Just to gather new tools to help me in my M. Sc. thesis, I'm taking a course on Discrete Event Simulation. This course in fact is not as general as its name may suggest. It focuses mainly on modelling with a formalism called DEVS (which stands for Discrete Event System Specification), created by Bernard Zeigler.
The choice of the DEVS formalism instead of other tools (like Petri nets or Finite State Automata, for example) was in part because the professors and teaching assistants have been doing research with it for years, but also because there are transformations from almost all the other formalisms' models to DEVS models. Moreover, there are no transformations from DEVS models to a number of those formalisms' models, which is a good indicator of the robustness of DEVS.

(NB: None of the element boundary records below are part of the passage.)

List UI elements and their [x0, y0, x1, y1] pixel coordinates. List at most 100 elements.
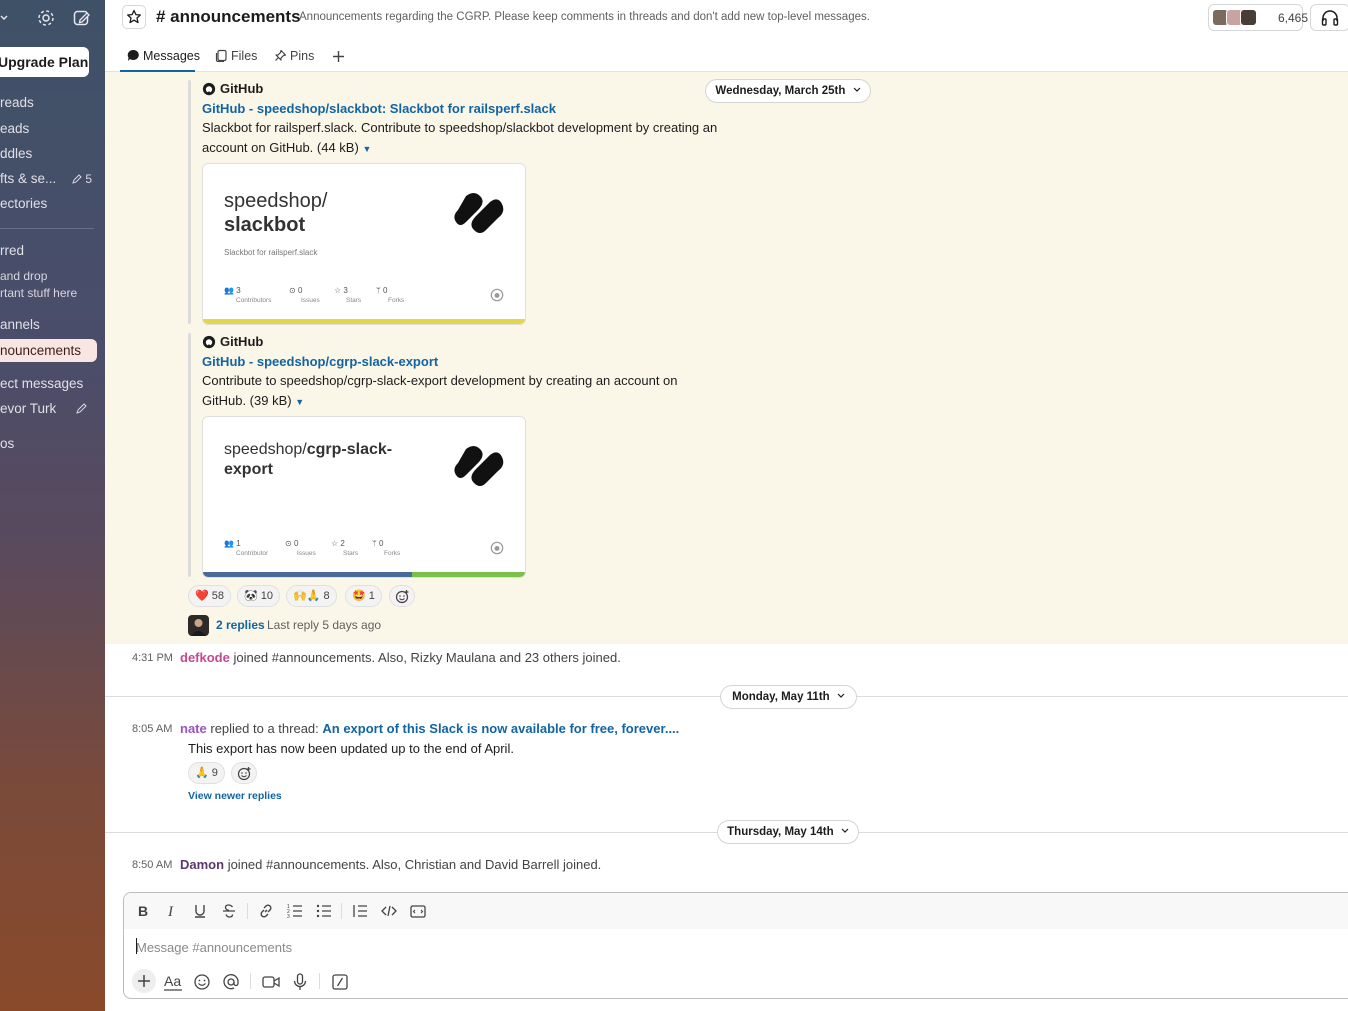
shortcut-icon[interactable] [329, 971, 351, 993]
tab-files[interactable]: Files [215, 42, 257, 72]
stat-value: 3 [343, 286, 348, 295]
date-divider-thursday[interactable]: Thursday, May 14th [717, 820, 859, 844]
replies-link[interactable]: 2 replies [216, 618, 265, 632]
tab-pins-label: Pins [290, 49, 315, 63]
reaction-raised-hands[interactable]: 🙌🙏 8 [286, 585, 337, 607]
stat-value: 3 [236, 286, 241, 295]
link-icon[interactable] [257, 902, 275, 920]
text-format-icon[interactable]: Aa [162, 971, 184, 993]
emoji-icon[interactable] [191, 971, 213, 993]
member-avatar [1240, 9, 1257, 26]
tab-pins[interactable]: Pins [274, 42, 314, 72]
chevron-down-icon[interactable] [0, 14, 8, 22]
repo-logo-icon [454, 193, 504, 233]
code-block-icon[interactable] [409, 902, 427, 920]
sidebar-item-threads[interactable]: reads [0, 93, 34, 113]
message-input[interactable] [136, 937, 1336, 957]
stat-label: Forks [384, 550, 401, 557]
sidebar-section-direct-messages[interactable]: ect messages [0, 374, 83, 394]
code-icon[interactable] [380, 902, 398, 920]
video-icon[interactable] [260, 971, 282, 993]
date-divider-wednesday[interactable]: Wednesday, March 25th [705, 79, 871, 103]
sidebar-section-apps[interactable]: os [0, 434, 14, 454]
star-channel-button[interactable] [122, 5, 146, 29]
star-icon [127, 9, 141, 24]
add-reaction-button[interactable] [389, 585, 415, 607]
reaction-panda[interactable]: 🐼 10 [237, 585, 281, 607]
caret-down-icon[interactable]: ▼ [295, 397, 304, 407]
pin-icon [275, 49, 287, 61]
user-name[interactable]: Damon [180, 857, 224, 872]
upgrade-plan-button[interactable]: Upgrade Plan [0, 47, 89, 77]
bulleted-list-icon[interactable] [315, 902, 333, 920]
reaction-heart[interactable]: ❤️ 58 [188, 585, 232, 607]
reaction-count: 9 [211, 767, 218, 779]
date-label: Monday, May 11th [732, 691, 830, 703]
attach-button[interactable] [132, 969, 156, 993]
reaction-pray[interactable]: 🙏 9 [188, 762, 225, 784]
sidebar-item-threads-2[interactable]: eads [0, 119, 29, 139]
github-preview-card[interactable]: speedshop/ slackbot Slackbot for railspe… [202, 163, 526, 325]
stat-value: 1 [236, 539, 241, 548]
message-composer: B I 123 Aa [123, 892, 1348, 999]
language-bar-segment [412, 572, 525, 577]
microphone-icon[interactable] [289, 971, 311, 993]
thread-link[interactable]: An export of this Slack is now available… [322, 721, 679, 736]
drafts-count: 5 [72, 169, 92, 189]
attachment-link[interactable]: GitHub - speedshop/cgrp-slack-export [202, 354, 438, 369]
formatting-toolbar: B I 123 [124, 893, 1348, 929]
add-tab-button[interactable] [332, 42, 348, 72]
compose-icon[interactable] [72, 8, 92, 28]
sidebar-item-drafts[interactable]: fts & se... 5 [0, 169, 94, 189]
mention-icon[interactable] [220, 971, 242, 993]
sidebar-item-directories[interactable]: ectories [0, 194, 47, 214]
chevron-down-icon [837, 693, 845, 698]
sidebar-section-channels[interactable]: annels [0, 315, 40, 335]
tab-files-label: Files [231, 49, 258, 63]
message-timestamp[interactable]: 4:31 PM [132, 652, 173, 664]
attachment-source: GitHub [202, 334, 263, 349]
blockquote-icon[interactable] [351, 902, 369, 920]
view-newer-replies-link[interactable]: View newer replies [188, 790, 282, 802]
add-reaction-icon [237, 767, 251, 781]
date-divider-monday[interactable]: Monday, May 11th [720, 685, 857, 709]
user-name[interactable]: nate [180, 721, 207, 736]
caret-down-icon[interactable]: ▼ [362, 144, 371, 154]
stat-stars: ☆ 3 Stars [334, 286, 362, 304]
attachment-description: Slackbot for railsperf.slack. Contribute… [202, 118, 722, 159]
tab-messages[interactable]: Messages [120, 42, 200, 72]
channel-title[interactable]: # announcements [156, 7, 301, 27]
sidebar-item-huddles[interactable]: ddles [0, 144, 32, 164]
ordered-list-icon[interactable]: 123 [286, 902, 304, 920]
message-timestamp[interactable]: 8:05 AM [132, 723, 172, 735]
huddle-button[interactable] [1310, 4, 1348, 31]
add-reaction-button[interactable] [231, 762, 257, 784]
message-feed[interactable]: Wednesday, March 25th GitHub GitHub - sp… [105, 72, 1348, 892]
sidebar-item-dm-user[interactable]: evor Turk [0, 399, 94, 419]
toolbar-divider [247, 903, 248, 919]
last-reply: Last reply 5 days ago [267, 618, 382, 632]
underline-icon[interactable] [191, 902, 209, 920]
bold-icon[interactable]: B [134, 902, 152, 920]
sidebar-item-announcements[interactable]: nouncements [0, 339, 97, 362]
reaction-star-struck[interactable]: 🤩 1 [345, 585, 382, 607]
sidebar-item-drafts-label: fts & se... [0, 171, 57, 186]
strikethrough-icon[interactable] [220, 902, 238, 920]
stat-issues: ⊙ 0 Issues [285, 539, 316, 557]
github-preview-card[interactable]: speedshop/cgrp-slack- export 👥 1 Contribu… [202, 416, 526, 578]
toolbar-divider [319, 973, 320, 989]
member-list-button[interactable]: 6,465 [1208, 4, 1308, 31]
attachment-link[interactable]: GitHub - speedshop/slackbot: Slackbot fo… [202, 101, 556, 116]
gear-icon[interactable] [36, 8, 56, 28]
reaction-emoji: 🙌🙏 [293, 590, 321, 602]
tab-messages-label: Messages [143, 49, 200, 63]
github-icon [202, 82, 216, 96]
card-title-owner: speedshop/ [224, 441, 307, 458]
language-bar [203, 319, 525, 324]
edit-icon[interactable] [76, 403, 87, 414]
message-timestamp[interactable]: 8:50 AM [132, 859, 172, 871]
stat-label: Issues [301, 297, 320, 304]
user-name[interactable]: defkode [180, 650, 230, 665]
italic-icon[interactable]: I [163, 902, 181, 920]
sidebar-section-starred[interactable]: rred [0, 241, 24, 261]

So, let's see what a DEVS atomic model looks like:
M = < S, X, Y, internal-delta, external-delta, lambda, ta >
- M: a DEVS atomic model
- S: sequential state set
- X: external input event set
- Y: external output event set
- internal-delta: internal transition function
- external-delta: external transition function
- lambda: output function
- ta: time advance function
We relate this functions and sets as follows (I'll mix some semantics explanations to give you a taste of the way we think about DEVS models):
- ta: S -> R+0
Given a state in our model, ta relates it to a time value (positive real, zero or infinite). Whenever our model changes its current state, a kind of global variable (let's call it e, for elapsed time) is reset to 0 and is incremented as events occur. When et reaches ta(currentState) the internal-delta function is "invoked". - Q = { (s, e) | s in S, 0 <= e <= ta(s) }
We call Q the total state set. The variable e is the elapsed time. It's importante to note that if e surpasses ta(s), (s, e) is not an element of our total state set. - internal-delta: S -> S
Given a state in our model, internal-delta relates it to another state. When
e = ta(s), internal-delta tells us which is the new "current state". - external-delta: X * Q -> S
This function depends on a state s, the elapsed time e and an external input event, and relates this triple to a state s'. Intuitively, it models the response of our model to external stimuli. - lambda: S -> Y
Maps a state to an element of the output event set. It's the way we let our model raise events to the "outer world".